Lunenfeld-Tanenbaum Research Institute, Mount Sinai Hospital, 600 University Avenue, Toronto, ON M5G 1X5, Canada.
Department of Molecular Genetics, University of Toronto, 1 King's College Circle, Toronto, ON M5S 1A8, Canada.
STAR Protoc. 2021 Feb 5;2(1):100321. doi: 10.1016/j.xpro.2021.100321. eCollection 2021 Mar 19.
CRISPR-based genetic screens revolutionized our ability to genetically probe cell biology. We present a protocol to conduct genome-scale chemogenomic dropout CRISPR screens in the human RPE1-hTERT p53 cell line. We use the TKOv3 library, which contains 70,948 sgRNAs targeting 18,053 genes. Here, we describe how to set up the screen, the reagents required, and how to sequence and analyze the results. This protocol can be customized for other libraries, cell lines, and sequencing instruments. For complete details on the use and execution of this protocol, please refer to Olivieri et al. (2020).

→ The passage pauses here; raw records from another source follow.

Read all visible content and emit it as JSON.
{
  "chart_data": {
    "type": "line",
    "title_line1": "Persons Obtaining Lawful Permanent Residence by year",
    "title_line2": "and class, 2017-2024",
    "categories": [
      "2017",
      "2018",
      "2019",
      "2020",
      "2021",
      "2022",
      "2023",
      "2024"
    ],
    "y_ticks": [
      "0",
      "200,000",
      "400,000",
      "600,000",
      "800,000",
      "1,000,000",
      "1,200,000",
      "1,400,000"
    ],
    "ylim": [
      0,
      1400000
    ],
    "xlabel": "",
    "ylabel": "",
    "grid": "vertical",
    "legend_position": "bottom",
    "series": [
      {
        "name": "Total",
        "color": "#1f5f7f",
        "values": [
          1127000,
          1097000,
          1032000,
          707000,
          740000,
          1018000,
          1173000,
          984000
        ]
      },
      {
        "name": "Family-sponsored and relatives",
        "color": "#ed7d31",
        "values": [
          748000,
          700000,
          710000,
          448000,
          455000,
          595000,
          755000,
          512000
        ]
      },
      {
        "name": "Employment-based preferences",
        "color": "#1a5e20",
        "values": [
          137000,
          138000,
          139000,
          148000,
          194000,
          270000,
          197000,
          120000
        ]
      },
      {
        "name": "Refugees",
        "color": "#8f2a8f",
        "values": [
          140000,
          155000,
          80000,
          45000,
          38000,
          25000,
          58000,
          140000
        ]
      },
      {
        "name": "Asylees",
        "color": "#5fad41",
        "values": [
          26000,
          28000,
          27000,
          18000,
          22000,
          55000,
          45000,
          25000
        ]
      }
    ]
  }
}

基于 CRISPR 的遗传筛选技术极大地提高了我们在遗传水平上研究细胞生物学的能力。我们介绍了一种在人视网膜色素上皮 1 细胞系(RPE1-hTERT p53)中进行全基因组化学基因组 CRISPR 筛选的方案。我们使用了 TKOv3 文库,其中包含 70948 个靶向 18053 个基因的 sgRNA。在此,我们将描述如何设置筛选、所需的试剂以及如何对结果进行测序和分析。此方案可以针对其他文库、细胞系和测序仪器进行定制。有关此方案的使用和执行的完整详细信息,请参阅 Olivieri 等人(2020 年)。